Fig. 3. Performance results (speedups with respect to 1 core)

using Sun OpenJDK 1.6.0\_27 with the latest patches. We use Intel PIN (rev:49306) [5], with gcc 4.7.2. We show our results with a multi-issue in-order pipeline. For all our experiments, we simulate a 64 core system. We use an epoch size of 1000 cycles for all our simulations.

Our performance results are shown in Figure 3. We partition the set of hardware threads between PIN and ParTejas. PIN runs 64 application threads, and we instantiate n (8,16,32, and 64) Java threads, where each Java thread simulates (64/n) parallel pipelines. For each benchmark, we show the normalized speedup with respect to the sequential execution time on 1 core. The bar chart shows the results with phasers and diamond shaped dots show the results with simple barriers. ParTejas provides a mean speedup of 11.8X with phasers, as compared to sequential execution. The speedups are 42.6% lower if we use regular barriers. We observe a slowdown with 32 and 64 threads for streamcluster because of increased contention among threads in the parallel port.
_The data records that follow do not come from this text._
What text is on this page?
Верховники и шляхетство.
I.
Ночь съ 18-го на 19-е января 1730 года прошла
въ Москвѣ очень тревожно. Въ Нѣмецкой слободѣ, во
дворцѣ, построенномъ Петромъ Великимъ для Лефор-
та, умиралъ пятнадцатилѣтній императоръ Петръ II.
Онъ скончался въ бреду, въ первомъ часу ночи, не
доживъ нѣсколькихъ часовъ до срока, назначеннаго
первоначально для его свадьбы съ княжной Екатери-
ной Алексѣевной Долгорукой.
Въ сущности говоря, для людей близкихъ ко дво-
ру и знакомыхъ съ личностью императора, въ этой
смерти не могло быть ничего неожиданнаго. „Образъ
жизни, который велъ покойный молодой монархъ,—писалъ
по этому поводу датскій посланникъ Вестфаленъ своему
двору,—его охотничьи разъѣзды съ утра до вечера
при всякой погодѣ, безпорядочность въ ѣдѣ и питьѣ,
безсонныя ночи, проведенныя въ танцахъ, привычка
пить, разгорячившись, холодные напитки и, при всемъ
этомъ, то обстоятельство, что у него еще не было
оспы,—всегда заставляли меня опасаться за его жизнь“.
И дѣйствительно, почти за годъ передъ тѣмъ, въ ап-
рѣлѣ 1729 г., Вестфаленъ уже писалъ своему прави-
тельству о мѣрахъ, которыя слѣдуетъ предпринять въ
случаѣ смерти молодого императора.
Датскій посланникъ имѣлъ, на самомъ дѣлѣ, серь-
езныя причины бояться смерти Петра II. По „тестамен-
ParTejas primarily relies on novel concurrent data structures such as the parallel port, and phasers, along with Java specific features, and intelligent core partitioning. Given, the fact that 70-80% of the time is spent in the phasers, and the parallel ports, we postulate that there might be a significant room for improvement with more sophisticated data structures, and simulation techniques.

#### REFERENCES

- M. Rosenblum, E. Herrod, S.and Witchel, and A. Gupta, "Complete computer system simulation: The SimOS approach," *IEEE Parallel* and Distributed Technology: Systems and Applications, vol. 3, no. 4, pp. 34–43, 1995.
- [2] T. Austin, E. Larson, and D. Ernst, "SimpleScalar: An infrastructure for computer system modeling," *IEEE Computer*, vol. 35, no. 2, pp. 59–67, 2002.
- [3] J. M. Bull, L. A. Smith, L. Pottage, and R. Freeman, "Benchmarking java against c and fortran for scientific applications," in *Joint ACM-ISCOPE conference on Java Grande*, 2001.
- [4] P. Aggarwal and S. Sarangi, "Lock-free and wait-free slot scheduling algorithms," in *IPDPS*, 2013.
- [5] Pin A Dynamic Binary Instrumentation Tool. [Online]. Available: http://www.pintool.org
- [6] E. K. Ardestani and J. Renau, "Esesc: A fast multicore simulator using time-based sampling," in HPCA, 2013.